For years the Kenyan athletes have been dominating the athletics world and after spending a month out there – it is easy to see why.
The whole culture is such a huge difference to back home. Running is normal. Back in Dundee, Scotland… running is not normal. You have to persuade people out on a run by claiming they can have a McDonald’s after it or that they can have a big weekend but not feel guilty about it – yet these little kids think running is a completely normal thing to do.
Out on my runs, there were loads of little kids jogging along beside us – no older than 5 years old, no shoes – yet these little kids are strolling! Every single run I did there were always kids joining in, asking my name, what country I came from – a really unique experience.

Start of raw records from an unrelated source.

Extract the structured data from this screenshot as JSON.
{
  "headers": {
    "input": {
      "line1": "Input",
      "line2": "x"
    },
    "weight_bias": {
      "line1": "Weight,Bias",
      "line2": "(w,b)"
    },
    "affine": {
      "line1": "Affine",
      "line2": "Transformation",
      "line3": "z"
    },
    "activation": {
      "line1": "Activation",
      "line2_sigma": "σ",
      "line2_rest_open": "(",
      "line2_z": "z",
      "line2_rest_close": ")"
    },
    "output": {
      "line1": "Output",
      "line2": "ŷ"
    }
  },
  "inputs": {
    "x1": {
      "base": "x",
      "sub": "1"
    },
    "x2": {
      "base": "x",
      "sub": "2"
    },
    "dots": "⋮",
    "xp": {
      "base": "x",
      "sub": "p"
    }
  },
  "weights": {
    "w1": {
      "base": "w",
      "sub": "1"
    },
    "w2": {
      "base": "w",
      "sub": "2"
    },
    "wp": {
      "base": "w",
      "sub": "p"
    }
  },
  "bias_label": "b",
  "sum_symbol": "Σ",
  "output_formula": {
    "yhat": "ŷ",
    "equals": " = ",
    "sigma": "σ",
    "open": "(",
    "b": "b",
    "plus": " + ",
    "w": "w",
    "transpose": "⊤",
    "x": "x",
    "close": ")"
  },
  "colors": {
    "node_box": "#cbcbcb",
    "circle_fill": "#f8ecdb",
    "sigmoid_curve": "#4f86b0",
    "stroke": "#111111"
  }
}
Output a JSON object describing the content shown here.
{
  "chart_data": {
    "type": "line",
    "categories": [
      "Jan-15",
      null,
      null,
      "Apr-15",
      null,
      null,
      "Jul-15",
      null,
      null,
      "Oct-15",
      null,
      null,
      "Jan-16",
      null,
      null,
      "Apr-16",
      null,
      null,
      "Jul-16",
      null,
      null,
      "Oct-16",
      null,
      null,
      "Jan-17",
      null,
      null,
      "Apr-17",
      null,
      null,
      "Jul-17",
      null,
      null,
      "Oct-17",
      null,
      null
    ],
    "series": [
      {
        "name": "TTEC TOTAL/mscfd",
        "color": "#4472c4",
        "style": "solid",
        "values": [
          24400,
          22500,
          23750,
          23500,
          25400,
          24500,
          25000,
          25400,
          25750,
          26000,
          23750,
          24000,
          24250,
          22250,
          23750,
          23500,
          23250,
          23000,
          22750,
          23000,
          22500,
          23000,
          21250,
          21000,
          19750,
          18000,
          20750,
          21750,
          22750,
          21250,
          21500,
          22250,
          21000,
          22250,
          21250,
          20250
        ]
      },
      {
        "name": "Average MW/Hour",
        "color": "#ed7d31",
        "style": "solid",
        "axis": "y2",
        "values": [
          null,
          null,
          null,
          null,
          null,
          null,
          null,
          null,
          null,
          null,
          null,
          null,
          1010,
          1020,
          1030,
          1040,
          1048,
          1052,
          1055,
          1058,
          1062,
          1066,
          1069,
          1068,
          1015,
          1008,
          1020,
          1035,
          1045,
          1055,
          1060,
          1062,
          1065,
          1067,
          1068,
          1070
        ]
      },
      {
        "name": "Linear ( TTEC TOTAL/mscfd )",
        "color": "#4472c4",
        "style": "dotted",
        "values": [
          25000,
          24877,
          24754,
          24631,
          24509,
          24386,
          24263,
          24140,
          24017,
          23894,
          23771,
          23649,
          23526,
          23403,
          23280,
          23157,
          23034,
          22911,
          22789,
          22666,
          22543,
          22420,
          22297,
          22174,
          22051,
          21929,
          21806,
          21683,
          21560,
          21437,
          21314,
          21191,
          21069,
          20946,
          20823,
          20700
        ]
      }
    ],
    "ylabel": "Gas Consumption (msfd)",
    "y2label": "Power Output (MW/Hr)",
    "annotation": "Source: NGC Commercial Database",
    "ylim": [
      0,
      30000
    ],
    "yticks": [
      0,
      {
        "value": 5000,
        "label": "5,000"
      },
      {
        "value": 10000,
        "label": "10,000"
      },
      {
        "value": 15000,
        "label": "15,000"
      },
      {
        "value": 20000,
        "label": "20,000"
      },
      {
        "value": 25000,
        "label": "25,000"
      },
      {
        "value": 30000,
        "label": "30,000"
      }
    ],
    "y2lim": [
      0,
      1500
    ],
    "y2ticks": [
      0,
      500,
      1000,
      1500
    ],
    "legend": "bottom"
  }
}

I would literally have to throw my little brothers Xbox out the window to watch him run outside 2metres to collect it – yet these BABIES were out casually jogging alongside me.
The track in Iten is a completely open dirt track yet it has produced several World and Olympic Champions over the years. Another difference to back home, we moan and complain about facilities and yet these guys have the worst of the worst, yet the talent they produce is far superior.
Early on a Tuesday morning the dirt track was completely invaded with hundreds of kenyans all doing sessions – and when I say hundreds that is no exaggeration. In one separate training group, doing 20 x 1km reps, we counted 58 kenyan athletes. 58!!! You would be lucky to find 5 people willing to run around Dundee’s athletics track on a Tuesday morning – one of them,maybe, being me.
Kenya really has changed my outlook and reinforced that athletics is no longer just a hobby for me – it needs to become a lifestyle if I want to make any serious improvements. Fewer distractions, fewer worries – to try and live a simpler life – the Kenyan Way!
I’d encourage any of you to give it a try too. It all starts with small, simple steps towards getting out there and doing it.